Ni González consiguió convencernos de que lo negro era blanco, ni treinta años después lo logrará Sánchez. Sobre todo, cuando no ya sus palabras, sino sus propios actos en el pasado reciente son muy elocuentes. De ahí que Garea le haya dado tanta importancia a la coincidencia temporal entre el espionaje a Aragonés por un CNI plenamente a las órdenes de Sánchez y las negociaciones que el presidente mantenía con el entonces número dos de la Generalitat para obtener ventajas políticas.  

"A base de no preguntar nunca por la amnistía, Tezanos ha logrado colocarla en la cola de las preocupaciones reflejadas por el CIS"

¿Cuánto les importa todo esto a los españoles? Al decir de Tezanos, muy poco. A base de no preguntar nunca por la amnistía, ha logrado colocarla en la cola de las preocupaciones reflejadas por el CIS.

Si esto fuera así, Sánchez podría mirar el horizonte electoral con tranquilidad porque en Galicia no tiene nada que perder y mucho que ganar, en el País Vasco mantendría su papel arbitral y en las europeas le resultaría sencillo volver a movilizar a la izquierda contra la peligrosa alianza entre la "derecha extrema" del PP y la "extrema derecha" de Vox.

No descartemos que el individuo más fulero sea quien más acierte -hasta ahora no ha sido así- y que la metáfora de la rana insensible al aumento de la temperatura, antes de morir escaldada, sea aplicable a la España constitucional. Más que sobre Sánchez y Feijóo, todas esas próximas elecciones versarán sobre nosotros mismos, pues ya nadie podrá alegar desconocimiento de causa.
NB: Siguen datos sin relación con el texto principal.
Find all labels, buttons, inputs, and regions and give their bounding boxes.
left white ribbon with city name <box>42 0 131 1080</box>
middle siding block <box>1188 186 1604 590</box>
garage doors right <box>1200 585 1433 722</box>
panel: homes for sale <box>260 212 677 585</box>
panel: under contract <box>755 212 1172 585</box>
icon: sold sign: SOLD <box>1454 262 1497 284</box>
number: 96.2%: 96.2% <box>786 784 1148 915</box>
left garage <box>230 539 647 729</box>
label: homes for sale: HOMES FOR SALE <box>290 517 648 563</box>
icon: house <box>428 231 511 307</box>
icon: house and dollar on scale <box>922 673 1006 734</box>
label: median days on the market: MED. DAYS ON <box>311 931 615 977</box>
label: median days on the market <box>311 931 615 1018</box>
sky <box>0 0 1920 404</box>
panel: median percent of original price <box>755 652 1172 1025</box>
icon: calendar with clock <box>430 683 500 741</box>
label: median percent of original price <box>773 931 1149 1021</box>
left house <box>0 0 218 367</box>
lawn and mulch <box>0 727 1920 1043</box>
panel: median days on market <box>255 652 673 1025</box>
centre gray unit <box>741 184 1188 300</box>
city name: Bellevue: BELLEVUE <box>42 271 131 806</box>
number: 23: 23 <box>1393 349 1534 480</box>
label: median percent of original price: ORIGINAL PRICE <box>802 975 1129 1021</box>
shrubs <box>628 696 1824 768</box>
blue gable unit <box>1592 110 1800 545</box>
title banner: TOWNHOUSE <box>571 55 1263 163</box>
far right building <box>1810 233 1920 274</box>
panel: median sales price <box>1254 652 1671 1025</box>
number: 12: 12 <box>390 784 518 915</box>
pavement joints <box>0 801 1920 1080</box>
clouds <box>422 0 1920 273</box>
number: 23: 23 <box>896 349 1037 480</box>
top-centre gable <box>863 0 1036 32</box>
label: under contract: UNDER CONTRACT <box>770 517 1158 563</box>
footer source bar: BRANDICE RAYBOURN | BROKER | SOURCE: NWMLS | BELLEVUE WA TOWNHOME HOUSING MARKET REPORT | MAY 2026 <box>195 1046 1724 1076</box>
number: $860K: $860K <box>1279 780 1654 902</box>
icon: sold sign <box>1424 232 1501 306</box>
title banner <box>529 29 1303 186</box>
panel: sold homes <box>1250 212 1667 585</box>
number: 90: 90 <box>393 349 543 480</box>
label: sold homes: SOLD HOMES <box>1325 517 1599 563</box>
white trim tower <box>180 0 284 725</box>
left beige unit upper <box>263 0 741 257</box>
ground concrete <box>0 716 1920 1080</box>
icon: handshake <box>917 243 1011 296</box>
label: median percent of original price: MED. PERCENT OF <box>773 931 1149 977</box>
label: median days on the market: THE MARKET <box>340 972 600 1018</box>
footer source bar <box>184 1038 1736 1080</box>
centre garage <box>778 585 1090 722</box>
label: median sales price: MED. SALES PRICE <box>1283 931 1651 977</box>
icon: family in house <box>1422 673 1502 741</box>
Desde el polo opuesto de la sinvergonzonería pretendidamente autocumplida de Tezanos, muchos percibimos que quien está cada vez más asfixiado es el actual Gobierno. Con la diferencia de que no se trata de un fenecer silencioso y pánfilo en el agua hirviendo, sino del preludio de la muerte violenta de quienes, como Laocoonte y sus hijos, se debaten entre convulsiones, estrangulados por las dos serpientes marinas, Junts y Esquerra, que se han ido apoderando de cada resorte de sus cuerpos.

Según los estudiosos del sufrimiento en el arte, esa famosa y colosal escultura descubierta en Roma se ha convertido en el "icono prototípico de la agonía humana". Con la particularidad de que, a diferencia de lo que ocurre con las representaciones de Cristo, se trata de una agonía, "sin redención, ni recompensa". ¿Será este el futuro del PSOE?